You’ll also want to share the poutines—heaps of salty-in-just-the-right-way steak fries, topped with chewy cheese curds and a choice of beef, duck, or mushroom gravy. I especially like the smooth and peppery roasted duck gravy. Tip: Eat it with a fork.

The multicultural influence seen in the sausages and poutines can be found throughout Jasinski’s menu, which has been developed and executed with the help of chef de cuisine Jorel Pierce. Their menu offers a bit of everything, including all-American steak, French foie gras, and German spaetzle. Sometimes the different cultures show up in the same dish.

Her chicken and waffles, for example, takes the classic combo and builds it around a more Austrian breaded-and-fried schnitzel preparation. The flavors and textures of this dish play well together—that is, when cooked correctly. One night the chicken was moist and tender; on another, the chicken was dry and mercilessly overcooked.

The same chewy toughness was found in the veal schnitzel. While the accompanying currant vinaigrette offered a sweetly acidic counterpoint, it wasn’t enough to overcome the texture. Jasinski, who learned the art of schnitzel-making from Wolfgang Puck, takes a purist Austrian approach and pounds her schnitzel meat extra thin before frying. But this increases the potential for overcooking, and I have to think a slightly thicker piece of meat and less time in the fryer would lead to a better consistency.

If you’re not in the mood for a full-fledged meal, Euclid Hall offers an impressive list of snack plates and starters. The standout is the oyster shells and shots, a dish that combines two preparations: oysters on the half shell with a cool and spicy Bloody Mary granita, and shot glasses filled with a refreshing cucumber gin gimlet. The oysters are so satisfying I find it difficult not to immediately order half a dozen with every visit.

The marlin crudo is another attention-getter. The fish, which tends to be firm and steak-like when cooked, is served with only a light sear. The delicate slices are topped with zingy bits of caper and lemon, crunchy pine nuts, and a drizzle of nutty Moroccan argan oil. The whole presentation is then anchored with a surprising nod to pub fare: a creamy deviled egg.

More comfort is found in the mussels, steamed in New Belgium Brewing’s Trippel Belgian Style Ale. The mussels come plump and juicy and the surrounding broth, built around garlic and thyme, is too dredge-worthy to resist.
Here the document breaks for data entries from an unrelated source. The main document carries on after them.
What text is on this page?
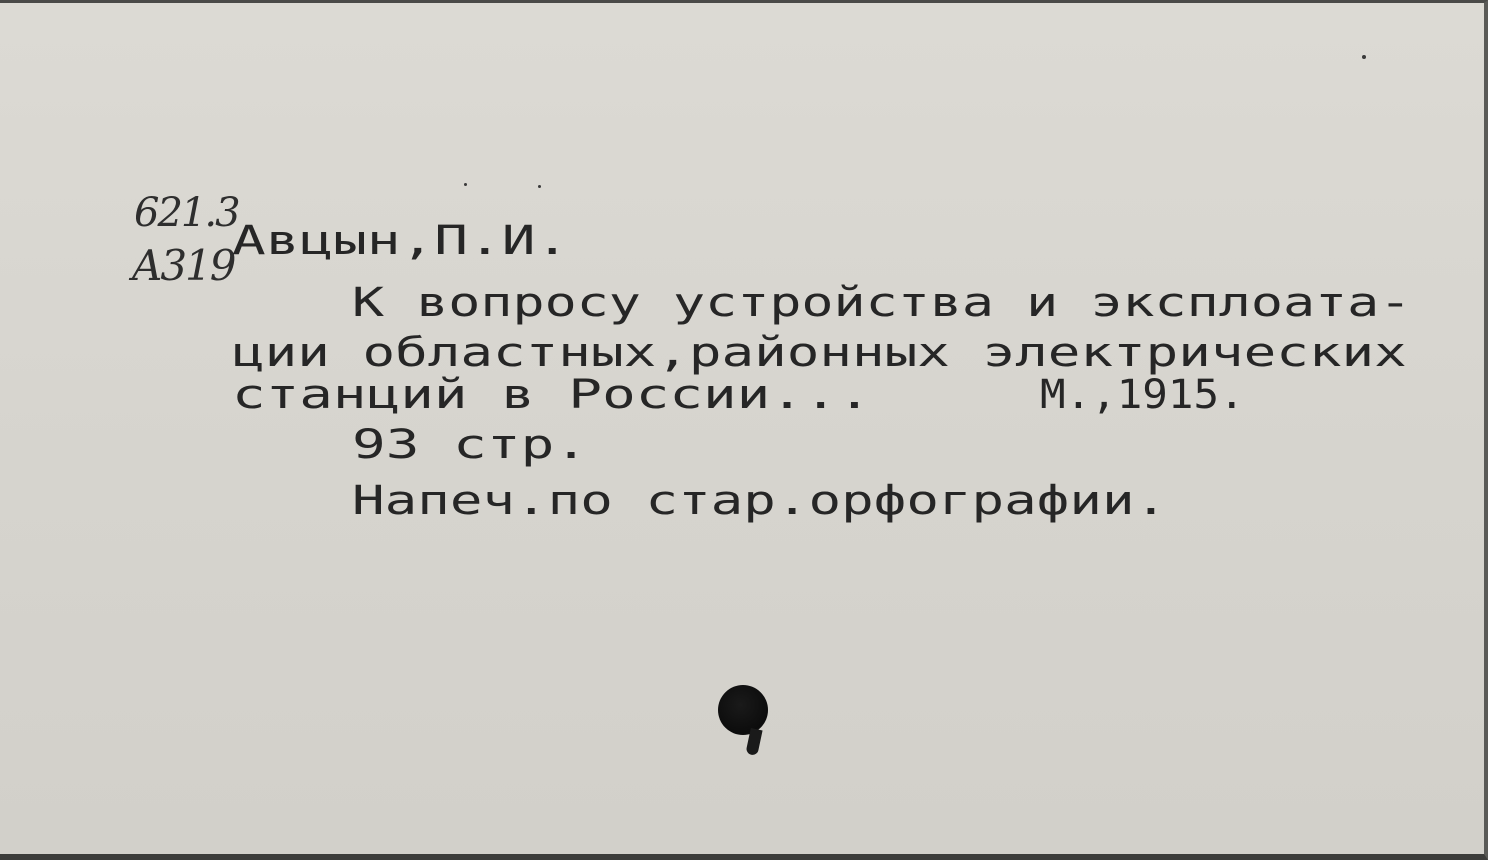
621.3
A319
Авцын,П.И.
К вопросу устройства и эксплоата-
ции областных,районных электрических
станций в России...	М.,1915.
93 стр.
Напеч.по стар.орфографии.
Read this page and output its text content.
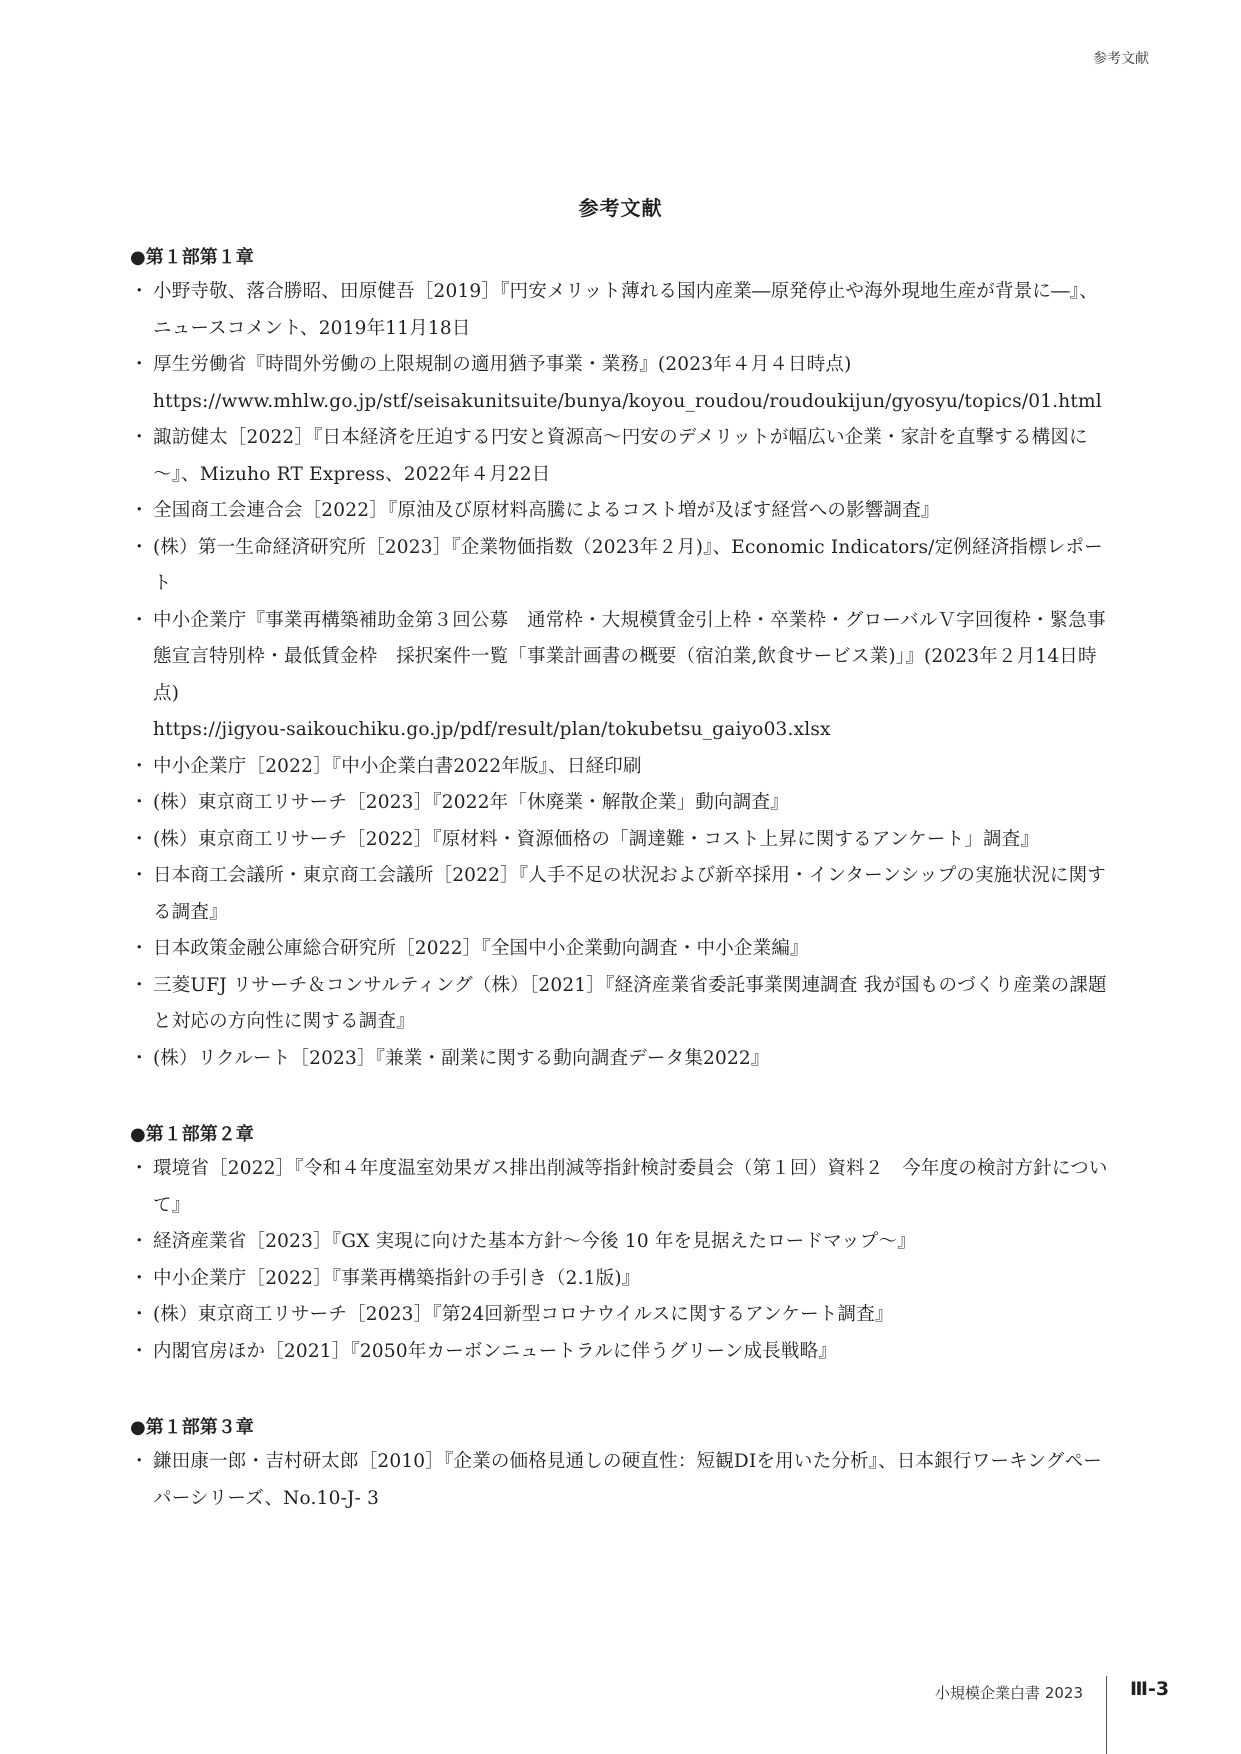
参考文献
参考文献
●第１部第１章
・ 小野寺敬、落合勝昭、田原健吾［2019］『円安メリット薄れる国内産業―原発停止や海外現地生産が背景に―』、ニュースコメント、2019年11月18日
・ 厚生労働省『時間外労働の上限規制の適用猶予事業・業務』(2023年４月４日時点)
https://www.mhlw.go.jp/stf/seisakunitsuite/bunya/koyou_roudou/roudoukijun/gyosyu/topics/01.html
・ 諏訪健太［2022］『日本経済を圧迫する円安と資源高～円安のデメリットが幅広い企業・家計を直撃する構図に～』、Mizuho RT Express、2022年４月22日
・ 全国商工会連合会［2022］『原油及び原材料高騰によるコスト増が及ぼす経営への影響調査』
・ (株）第一生命経済研究所［2023］『企業物価指数（2023年２月)』、Economic Indicators/定例経済指標レポート
・ 中小企業庁『事業再構築補助金第３回公募　通常枠・大規模賃金引上枠・卒業枠・グローバルＶ字回復枠・緊急事態宣言特別枠・最低賃金枠　採択案件一覧「事業計画書の概要（宿泊業,飲食サービス業)」』(2023年２月14日時点)
https://jigyou-saikouchiku.go.jp/pdf/result/plan/tokubetsu_gaiyo03.xlsx
・ 中小企業庁［2022］『中小企業白書2022年版』、日経印刷
・ (株）東京商工リサーチ［2023］『2022年「休廃業・解散企業」動向調査』
・ (株）東京商工リサーチ［2022］『原材料・資源価格の「調達難・コスト上昇に関するアンケート」調査』
・ 日本商工会議所・東京商工会議所［2022］『人手不足の状況および新卒採用・インターンシップの実施状況に関する調査』
・ 日本政策金融公庫総合研究所［2022］『全国中小企業動向調査・中小企業編』
・ 三菱UFJ リサーチ＆コンサルティング（株）［2021］『経済産業省委託事業関連調査 我が国ものづくり産業の課題と対応の方向性に関する調査』
・ (株）リクルート［2023］『兼業・副業に関する動向調査データ集2022』
●第１部第２章
・ 環境省［2022］『令和４年度温室効果ガス排出削減等指針検討委員会（第１回）資料２　今年度の検討方針について』
・ 経済産業省［2023］『GX 実現に向けた基本方針～今後 10 年を見据えたロードマップ～』
・ 中小企業庁［2022］『事業再構築指針の手引き（2.1版)』
・ (株）東京商工リサーチ［2023］『第24回新型コロナウイルスに関するアンケート調査』
・ 内閣官房ほか［2021］『2050年カーボンニュートラルに伴うグリーン成長戦略』
●第１部第３章
・ 鎌田康一郎・吉村研太郎［2010］『企業の価格見通しの硬直性：短観DIを用いた分析』、日本銀行ワーキングペーパーシリーズ、No.10-J- 3
小規模企業白書 2023 Ⅲ-3
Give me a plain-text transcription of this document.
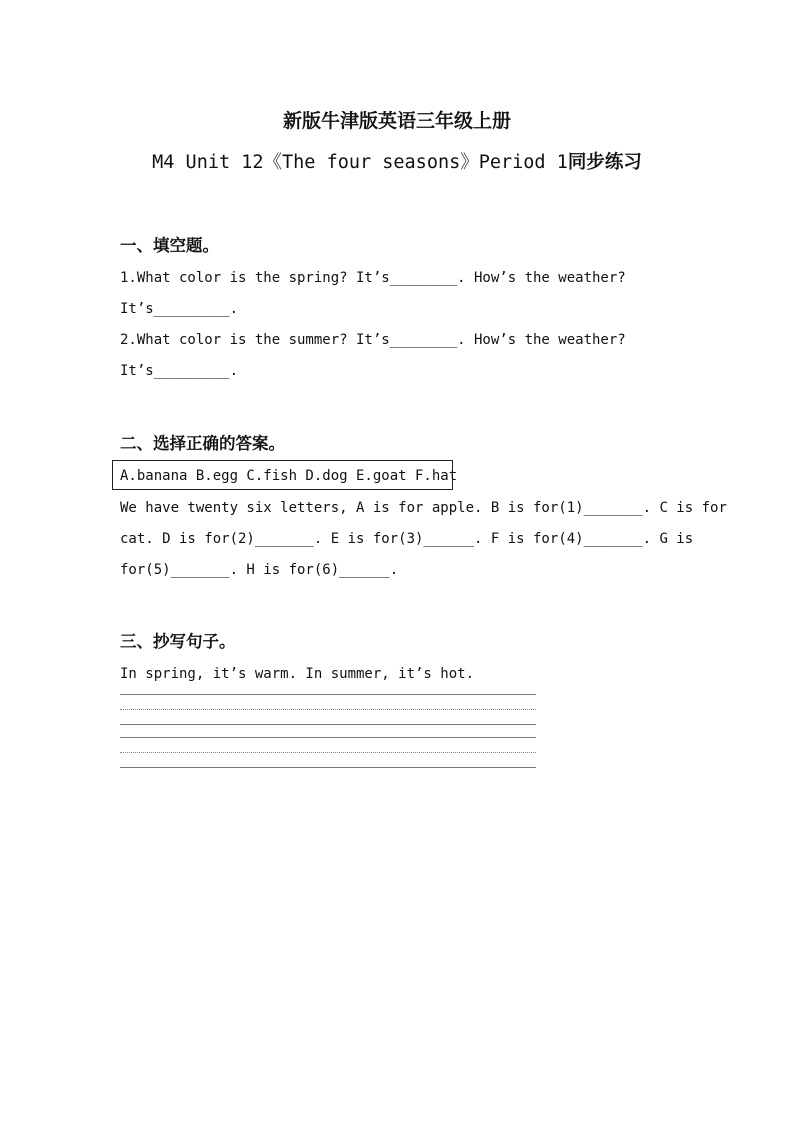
新版牛津版英语三年级上册
M4 Unit 12《The four seasons》Period 1同步练习
一、填空题。
1.What color is the spring? It’s________. How’s the weather?
It’s_________.
2.What color is the summer? It’s________. How’s the weather?
It’s_________.
二、选择正确的答案。
A.banana B.egg C.fish D.dog E.goat F.hat
We have twenty six letters, A is for apple. B is for(1)_______. C is for
cat. D is for(2)_______. E is for(3)______. F is for(4)_______. G is
for(5)_______. H is for(6)______.
三、抄写句子。
In spring, it’s warm. In summer, it’s hot.
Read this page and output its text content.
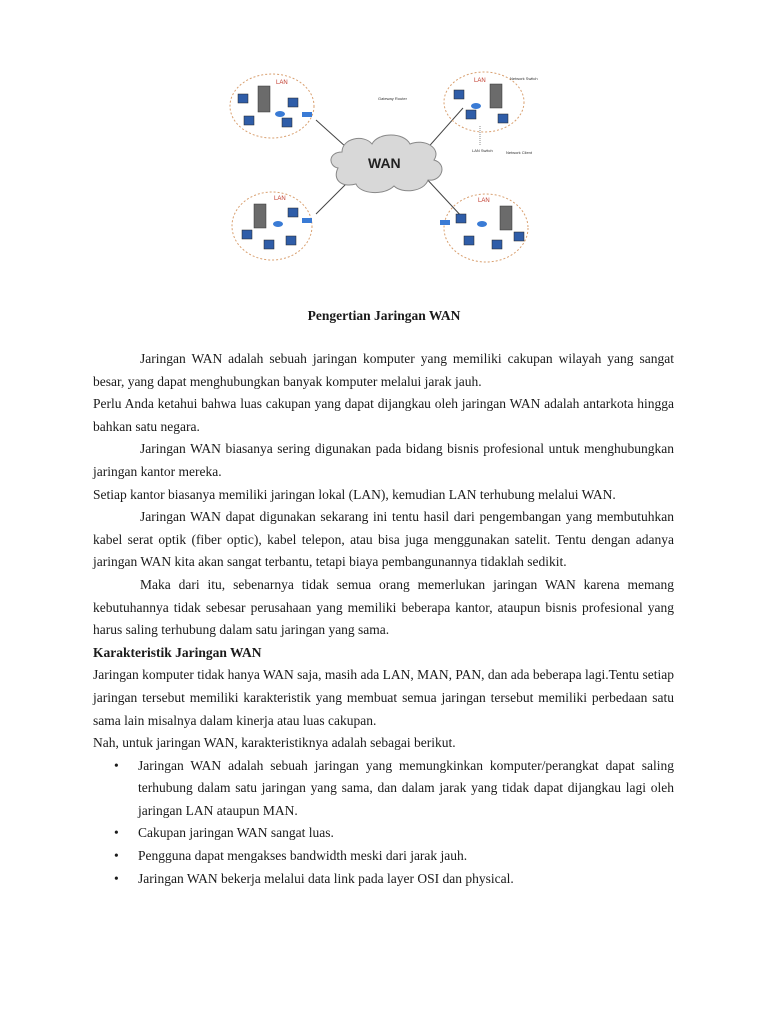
LAN	LAN	Network Switch
Gateway Router
LAN Switch	Network Client
WAN
LAN	LAN
Pengertian Jaringan WAN

Jaringan WAN adalah sebuah jaringan komputer yang memiliki cakupan wilayah yang sangat besar, yang dapat menghubungkan banyak komputer melalui jarak jauh.

Perlu Anda ketahui bahwa luas cakupan yang dapat dijangkau oleh jaringan WAN adalah antarkota hingga bahkan satu negara.

Jaringan WAN biasanya sering digunakan pada bidang bisnis profesional untuk menghubungkan jaringan kantor mereka.

Setiap kantor biasanya memiliki jaringan lokal (LAN), kemudian LAN terhubung melalui WAN.

Jaringan WAN dapat digunakan sekarang ini tentu hasil dari pengembangan yang membutuhkan kabel serat optik (fiber optic), kabel telepon, atau bisa juga menggunakan satelit. Tentu dengan adanya jaringan WAN kita akan sangat terbantu, tetapi biaya pembangunannya tidaklah sedikit.

Maka dari itu, sebenarnya tidak semua orang memerlukan jaringan WAN karena memang kebutuhannya tidak sebesar perusahaan yang memiliki beberapa kantor, ataupun bisnis profesional yang harus saling terhubung dalam satu jaringan yang sama.

Karakteristik Jaringan WAN

Jaringan komputer tidak hanya WAN saja, masih ada LAN, MAN, PAN, dan ada beberapa lagi.Tentu setiap jaringan tersebut memiliki karakteristik yang membuat semua jaringan tersebut memiliki perbedaan satu sama lain misalnya dalam kinerja atau luas cakupan.

Nah, untuk jaringan WAN, karakteristiknya adalah sebagai berikut.

• Jaringan WAN adalah sebuah jaringan yang memungkinkan komputer/perangkat dapat saling terhubung dalam satu jaringan yang sama, dan dalam jarak yang tidak dapat dijangkau lagi oleh jaringan LAN ataupun MAN.
• Cakupan jaringan WAN sangat luas.
• Pengguna dapat mengakses bandwidth meski dari jarak jauh.
• Jaringan WAN bekerja melalui data link pada layer OSI dan physical.
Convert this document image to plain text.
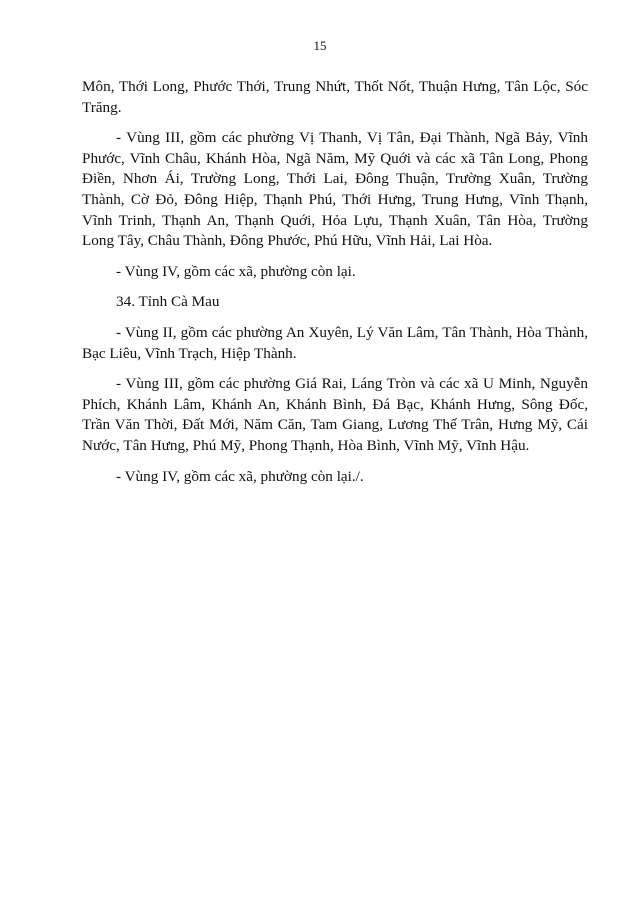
15

Môn, Thới Long, Phước Thới, Trung Nhứt, Thốt Nốt, Thuận Hưng, Tân Lộc, Sóc Trăng.

- Vùng III, gồm các phường Vị Thanh, Vị Tân, Đại Thành, Ngã Bảy, Vĩnh Phước, Vĩnh Châu, Khánh Hòa, Ngã Năm, Mỹ Quới và các xã Tân Long, Phong Điền, Nhơn Ái, Trường Long, Thới Lai, Đông Thuận, Trường Xuân, Trường Thành, Cờ Đỏ, Đông Hiệp, Thạnh Phú, Thới Hưng, Trung Hưng, Vĩnh Thạnh, Vĩnh Trinh, Thạnh An, Thạnh Quới, Hỏa Lựu, Thạnh Xuân, Tân Hòa, Trường Long Tây, Châu Thành, Đông Phước, Phú Hữu, Vĩnh Hải, Lai Hòa.

- Vùng IV, gồm các xã, phường còn lại.

34. Tỉnh Cà Mau

- Vùng II, gồm các phường An Xuyên, Lý Văn Lâm, Tân Thành, Hòa Thành, Bạc Liêu, Vĩnh Trạch, Hiệp Thành.

- Vùng III, gồm các phường Giá Rai, Láng Tròn và các xã U Minh, Nguyễn Phích, Khánh Lâm, Khánh An, Khánh Bình, Đá Bạc, Khánh Hưng, Sông Đốc, Trần Văn Thời, Đất Mới, Năm Căn, Tam Giang, Lương Thế Trân, Hưng Mỹ, Cái Nước, Tân Hưng, Phú Mỹ, Phong Thạnh, Hòa Bình, Vĩnh Mỹ, Vĩnh Hậu.

- Vùng IV, gồm các xã, phường còn lại./.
My main complaint about Euclid Hall is that the kitchen can have a heavy hand. While a bit of muscle is appropriate for sausages and poutines, lighter dishes require more delicacy. The rocket salad, for example, was limp from an abundance of lemon vinaigrette. Too much oil obscured the natural crunch of the apple-cabbage slaw. And the braised white sturgeon, a tender white fish, was rendered inedible by the surrounding bowl of too-salty duck brodo.

The same inconsistency in execution can also be found in the service. Each of my visits began impressively. The waitstaff knows the menu, understands the preparations, and can cite the backstory of brewers on the beer list. But each visit, the wheels fell off. Food arrived before cocktails. Drinks were forgotten. Servers disappeared for long stretches. Although not egregious, the gaps were irritating.

Euclid Hall, perhaps subconsciously, does have an amend-making dessert list. My favorite item is the ice cream sandwich—a slab of butterscotch ice cream served between two warm, crunchy sourdough waffles. It’s not the kind of treat you’d want every day, but that’s true with most things on the menu.

And that’s exactly the point. While there is a time and place for precious food, we all have a need for some filling extravagance every now and then. Euclid Hall meets that need…most of the time.